Какое странное название выбрала Н. Берберова для своей новой повести: «Лакей и девка»! Увидев его в оглавлении «Современных записок», я, признаться, подумал, что это стилизация под старину, что автор мысленно вводит какие-то кавычки в сочетании этих двух слов, что настоящий смысл его выяснится лишь по мере чтения… Но, оказалось, выясняться нечему! Бранный оттенок, связанный в современной городской русской речи со словом «девка», автором принят и сохранен. Пожалуй, и слово «лакей» употреблено им с умышленным пренебрежением. Берберова не только отказывается взять своих жалких героев под защиту, но демонстративно отрекается от них, отшвыривает их от себя на поругание и на позор.

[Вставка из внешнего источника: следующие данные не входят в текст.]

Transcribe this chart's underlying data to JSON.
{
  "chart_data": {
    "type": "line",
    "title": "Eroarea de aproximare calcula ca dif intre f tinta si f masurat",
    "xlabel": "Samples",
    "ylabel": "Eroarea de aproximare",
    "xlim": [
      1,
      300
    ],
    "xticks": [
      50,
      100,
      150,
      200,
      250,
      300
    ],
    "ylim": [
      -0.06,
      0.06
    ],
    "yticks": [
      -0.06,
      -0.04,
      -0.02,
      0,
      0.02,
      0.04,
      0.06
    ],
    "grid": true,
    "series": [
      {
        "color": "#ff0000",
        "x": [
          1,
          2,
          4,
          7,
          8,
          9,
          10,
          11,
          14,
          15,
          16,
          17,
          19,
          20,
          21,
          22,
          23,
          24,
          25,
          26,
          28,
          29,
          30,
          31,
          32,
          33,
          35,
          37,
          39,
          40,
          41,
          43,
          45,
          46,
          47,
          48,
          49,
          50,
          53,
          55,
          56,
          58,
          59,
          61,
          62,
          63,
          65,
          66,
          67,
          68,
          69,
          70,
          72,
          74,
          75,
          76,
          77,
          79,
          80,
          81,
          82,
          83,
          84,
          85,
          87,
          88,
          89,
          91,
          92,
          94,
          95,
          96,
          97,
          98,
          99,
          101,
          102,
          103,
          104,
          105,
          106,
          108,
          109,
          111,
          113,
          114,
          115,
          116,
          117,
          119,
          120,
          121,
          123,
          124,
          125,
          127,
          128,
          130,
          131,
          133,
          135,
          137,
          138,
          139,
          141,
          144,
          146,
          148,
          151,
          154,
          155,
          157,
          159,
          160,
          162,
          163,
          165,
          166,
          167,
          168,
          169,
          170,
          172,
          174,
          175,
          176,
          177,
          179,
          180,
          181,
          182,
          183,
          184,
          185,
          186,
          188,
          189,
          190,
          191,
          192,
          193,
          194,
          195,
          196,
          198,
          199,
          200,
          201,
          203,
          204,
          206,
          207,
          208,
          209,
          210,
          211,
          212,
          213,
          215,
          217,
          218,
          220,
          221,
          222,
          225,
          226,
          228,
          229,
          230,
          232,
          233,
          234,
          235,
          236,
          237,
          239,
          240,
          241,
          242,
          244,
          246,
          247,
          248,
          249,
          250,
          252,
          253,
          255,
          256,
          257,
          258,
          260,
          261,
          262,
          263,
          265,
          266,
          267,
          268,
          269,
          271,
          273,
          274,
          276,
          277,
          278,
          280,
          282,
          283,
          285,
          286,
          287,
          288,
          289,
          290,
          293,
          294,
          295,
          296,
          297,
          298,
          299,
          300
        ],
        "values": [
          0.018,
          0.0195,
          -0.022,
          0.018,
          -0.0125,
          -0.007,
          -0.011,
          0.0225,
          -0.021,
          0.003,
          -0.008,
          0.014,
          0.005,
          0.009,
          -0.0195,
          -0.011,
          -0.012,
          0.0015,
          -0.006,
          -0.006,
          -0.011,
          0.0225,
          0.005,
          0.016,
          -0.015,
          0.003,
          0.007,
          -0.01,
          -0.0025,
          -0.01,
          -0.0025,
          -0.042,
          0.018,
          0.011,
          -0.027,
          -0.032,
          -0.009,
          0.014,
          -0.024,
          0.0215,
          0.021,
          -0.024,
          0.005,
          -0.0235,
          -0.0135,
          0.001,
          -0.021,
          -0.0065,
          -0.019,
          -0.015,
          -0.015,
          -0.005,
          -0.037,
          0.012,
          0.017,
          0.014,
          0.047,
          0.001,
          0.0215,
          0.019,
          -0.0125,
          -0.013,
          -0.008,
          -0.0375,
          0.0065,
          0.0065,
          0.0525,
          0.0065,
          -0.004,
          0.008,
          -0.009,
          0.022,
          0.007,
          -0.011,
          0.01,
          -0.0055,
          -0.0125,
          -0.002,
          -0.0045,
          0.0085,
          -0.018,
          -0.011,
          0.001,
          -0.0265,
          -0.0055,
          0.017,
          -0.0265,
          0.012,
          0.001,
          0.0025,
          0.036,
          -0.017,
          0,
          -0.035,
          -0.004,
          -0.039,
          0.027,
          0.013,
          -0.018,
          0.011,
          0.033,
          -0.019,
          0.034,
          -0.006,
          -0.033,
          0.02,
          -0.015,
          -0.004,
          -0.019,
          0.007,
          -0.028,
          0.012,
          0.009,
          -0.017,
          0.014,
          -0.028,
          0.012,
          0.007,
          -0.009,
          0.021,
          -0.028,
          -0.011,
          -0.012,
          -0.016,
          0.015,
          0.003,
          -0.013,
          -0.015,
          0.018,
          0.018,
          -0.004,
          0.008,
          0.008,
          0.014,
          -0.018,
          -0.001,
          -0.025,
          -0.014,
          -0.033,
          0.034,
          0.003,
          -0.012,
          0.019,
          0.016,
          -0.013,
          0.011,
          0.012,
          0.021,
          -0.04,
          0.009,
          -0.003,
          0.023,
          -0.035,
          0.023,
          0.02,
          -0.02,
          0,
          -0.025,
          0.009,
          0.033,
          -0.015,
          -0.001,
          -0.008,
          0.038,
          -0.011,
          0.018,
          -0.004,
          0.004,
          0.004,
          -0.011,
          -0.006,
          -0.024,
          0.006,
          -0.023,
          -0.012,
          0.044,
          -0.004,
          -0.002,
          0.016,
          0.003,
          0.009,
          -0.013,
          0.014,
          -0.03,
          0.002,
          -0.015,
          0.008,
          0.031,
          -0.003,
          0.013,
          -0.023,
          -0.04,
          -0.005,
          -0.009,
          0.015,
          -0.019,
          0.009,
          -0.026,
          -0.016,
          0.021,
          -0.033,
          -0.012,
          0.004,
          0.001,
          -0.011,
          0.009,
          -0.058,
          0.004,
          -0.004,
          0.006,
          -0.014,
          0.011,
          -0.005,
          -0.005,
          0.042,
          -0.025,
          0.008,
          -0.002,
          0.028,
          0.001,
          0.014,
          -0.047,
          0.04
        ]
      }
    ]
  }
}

Один этот факт сразу вызывает в сознании целую «проблему», попытка решить которую далеко увела бы нас от данной повести: можно ли писать о людях, которых не любишь? Можно ли создать живой человеческий образ без какого бы то ни было сочувствия к нему? Конечно, вопрос относится не к сатирической или обличительной литературе, а лишь к тому, что принято называть «реализмом», без каких-либо прилагательных. Сколько бы ни смущали отдельные примеры, – вроде Обломова или некоторых созданий Флобера, – думается все-таки, что старая истина «понять – простить» остается в силе. Для самого себя человек в любом положении, в любом падении всегда найдет оправдание или хотя бы только «смягчающие обстоятельства», которыми он, может быть, по строгости к себе не пожелает воспользоваться. Автор, перевоплощаясь в своих героев, должен бы знать о них все, что знают о себе они сами, и потому, когда он называет женщину, о которой рассказывает, «девкой», закрадывается подозрение, что чего-то он в своем создании недосмотрел, недодумал или недочувствовал. Это мы, читатели, в праве решать, кто она и что она, эта несчастная тупая Таня, мы, присяжные, требующие от председателя суда лишь беспристрастия! И дело совсем не в сентиментальности, не в напускной сахариновой «гуманности», а именно в беспристрастии, то есть в понимании и правильной оценке обстоятельств такой ужасной и нелепой жизни. Нельзя вполне верить обвиняемому, который сам на себя взваливает все преступления. Если автор не находит ни одного снисходительного слова для своих героев, мы тоже склонны подумать, что в его замысле что-то не так, что-то не то…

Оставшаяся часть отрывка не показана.